The introduction of parametric mapping images has addressed the traditional limitations of T1w or T2w images and has gained significant recognition in the updated 2018 LLC [28]. In this revised version of the criteria, the confirmation of acute myocardial inflammation involves the presence of at least one CMR marker for edema, observed on either T2w images or T2 mapping, in conjunction with the presence of at least one T1-based marker indicative of associated myocardial injury. These markers for myocardial injury can be assessed on LGE images, T1 mapping, or through extracellular volume fraction measurements. The incorporation of mapping techniques has demonstrated a substantial improvement in the diagnostic accuracy of CMR for myocarditis [29]. Furthermore, parametric mapping techniques offer a valuable alternative for detecting myocardial inflammation using CMR in situations where the administration of contrast agents must be avoided.
Elevated native T1 values are indicative of myocardial inflammation, likely arising from a complex interplay of factors including intracellular and extracellular myocardial edema, hyperemia, capillary leakage, and myocyte necrosis. In the context of conditions like viral myocarditis, rheumatoid arthritis, and systemic lupus erythematosus, native T1 values have been found to increase. However, it’s important to note that T1 values can also rise in regions with myocardial fibrosis, attributed to the expansion of the extracellular space or myocardial damage. Consequently, interpreting these findings becomes challenging, as it may be unclear whether they reflect active inflammation, chronic fibrosis, or a combination of both. Furthermore, T2 mapping offers distinct advantages over conventional T2w imaging in the detection of acute myocardial inflammation and edema. It excels in differentiating both focal and global myocardial edema. Additionally, T2 mapping effectively addresses many common limitations associated with T2-STIR, such as incomplete blood suppression, signal dropouts in the lateral wall, and lower signal-to-noise ratios. Finally, in patients with chronic myocarditis, only T2 mapping has acceptable diagnostic performance [30], and is useful for risk stratification [31]. The degree of T2 relaxation time prolongation, and to a lesser extent the percentage of myocardium with prolonged T2 time, are reliable predictors of MACE and heart failure (HF) hospitalization in patients with myocarditis. T2 time tends to shorten after resolution of the inflammation, whereas LGE may persist. Persistent time prolongation after the acute phase correlates with MACE, HF hospitalization, and LV dysfunction, making T2 mapping a useful monitoring tool in patients with myocarditis [31].

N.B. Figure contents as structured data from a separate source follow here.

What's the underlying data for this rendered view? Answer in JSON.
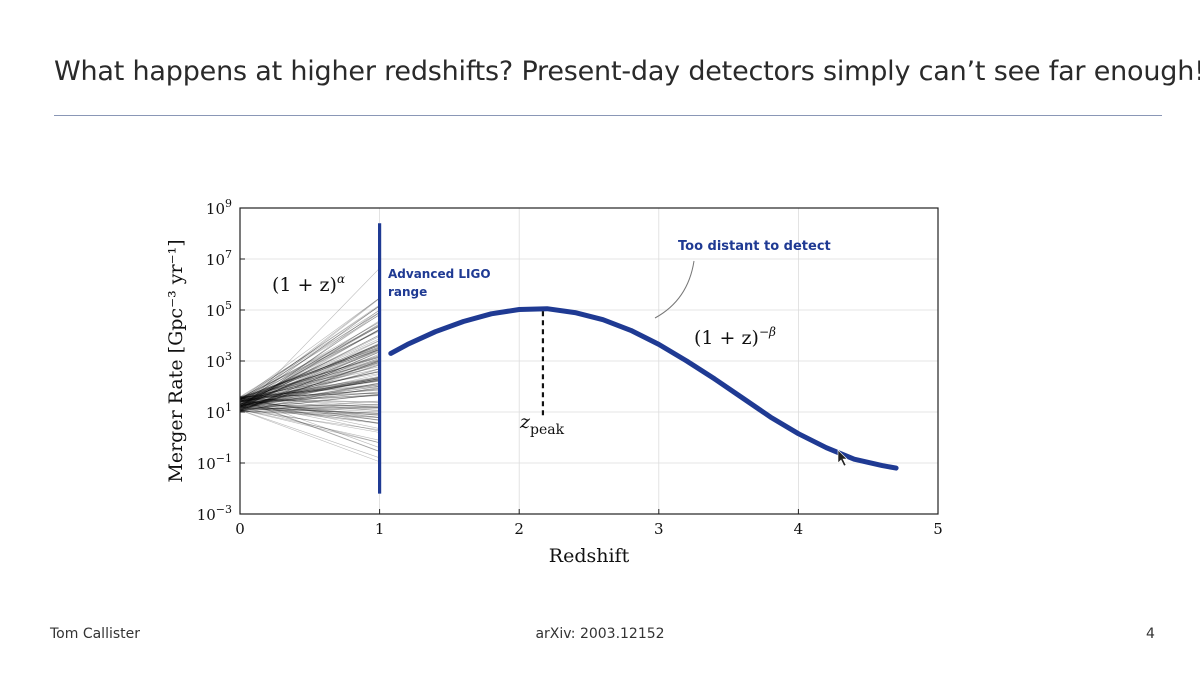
{
  "slide": {
    "title": "What happens at higher redshifts? Present-day detectors simply can’t see far enough!",
    "footer_left": "Tom Callister",
    "footer_center": "arXiv: 2003.12152",
    "footer_right": "4"
  },
  "colors": {
    "accent": "#1f3a93",
    "rule": "#8a97b6",
    "curves": "#000000"
  },
  "chart_data": {
    "type": "line",
    "xlabel": "Redshift",
    "ylabel": "Merger Rate [Gpc⁻³ yr⁻¹]",
    "xlim": [
      0,
      5
    ],
    "ylim_log10": [
      -3,
      9
    ],
    "y_scale": "log",
    "x_ticks": [
      {
        "value": 0,
        "label": "0"
      },
      {
        "value": 1,
        "label": "1"
      },
      {
        "value": 2,
        "label": "2"
      },
      {
        "value": 3,
        "label": "3"
      },
      {
        "value": 4,
        "label": "4"
      },
      {
        "value": 5,
        "label": "5"
      }
    ],
    "y_ticks": [
      {
        "exp": -3,
        "label": "10",
        "sup": "−3"
      },
      {
        "exp": -1,
        "label": "10",
        "sup": "−1"
      },
      {
        "exp": 1,
        "label": "10",
        "sup": "1"
      },
      {
        "exp": 3,
        "label": "10",
        "sup": "3"
      },
      {
        "exp": 5,
        "label": "10",
        "sup": "5"
      },
      {
        "exp": 7,
        "label": "10",
        "sup": "7"
      },
      {
        "exp": 9,
        "label": "10",
        "sup": "9"
      }
    ],
    "grid": true,
    "ligo_range_z": 1,
    "ligo_line_log10": [
      -2.2,
      8.4
    ],
    "low_z_fan": {
      "pivot_log10": 1.3,
      "n_lines": 180,
      "end_log10_min": -2.0,
      "end_log10_max": 7.0
    },
    "high_z_curve": {
      "name": "",
      "points": [
        [
          1.08,
          3.3
        ],
        [
          1.2,
          3.65
        ],
        [
          1.4,
          4.15
        ],
        [
          1.6,
          4.55
        ],
        [
          1.8,
          4.85
        ],
        [
          2.0,
          5.02
        ],
        [
          2.2,
          5.05
        ],
        [
          2.4,
          4.9
        ],
        [
          2.6,
          4.62
        ],
        [
          2.8,
          4.2
        ],
        [
          3.0,
          3.65
        ],
        [
          3.2,
          3.0
        ],
        [
          3.4,
          2.3
        ],
        [
          3.6,
          1.55
        ],
        [
          3.8,
          0.8
        ],
        [
          4.0,
          0.15
        ],
        [
          4.2,
          -0.4
        ],
        [
          4.4,
          -0.85
        ],
        [
          4.6,
          -1.1
        ],
        [
          4.7,
          -1.2
        ]
      ]
    },
    "z_peak": 2.17,
    "z_peak_line_log10": [
      0.8,
      4.95
    ],
    "annotations": {
      "low_formula": "(1 + z)",
      "low_formula_sup": "α",
      "high_formula": "(1 + z)",
      "high_formula_sup": "−β",
      "ligo_label_line1": "Advanced LIGO",
      "ligo_label_line2": "range",
      "distant_label": "Too distant to detect",
      "zpeak_main": "z",
      "zpeak_sub": "peak"
    }
  }
}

4. CMR Mapping and Inflammatory Cardiomyopathies

Inflammatory cardiomyopathies represent a heterogeneous group of heart muscle disorders characterized by non-ischemic inflammation of the myocardium that can involve the myocardium as a response to a wide range of etiologies, such as infectious agents, drugs, and toxins, or systemic immune-mediated diseases [32]. These conditions can be challenging to diagnose and manage due to their varied etiologies and, more importantly, their different clinical presentations. CMR represents the gold-standard imaging test in cases of suspected inflammatory cardiomyopathy in both acute and chronic settings [33]. Furthermore, CMR shows remarkable diagnostic inter-observer agreement as well as an optimal safety profile, and holds potential to facilitate patient monitoring, assess therapeutic efficacy, and provide prognostic information [34].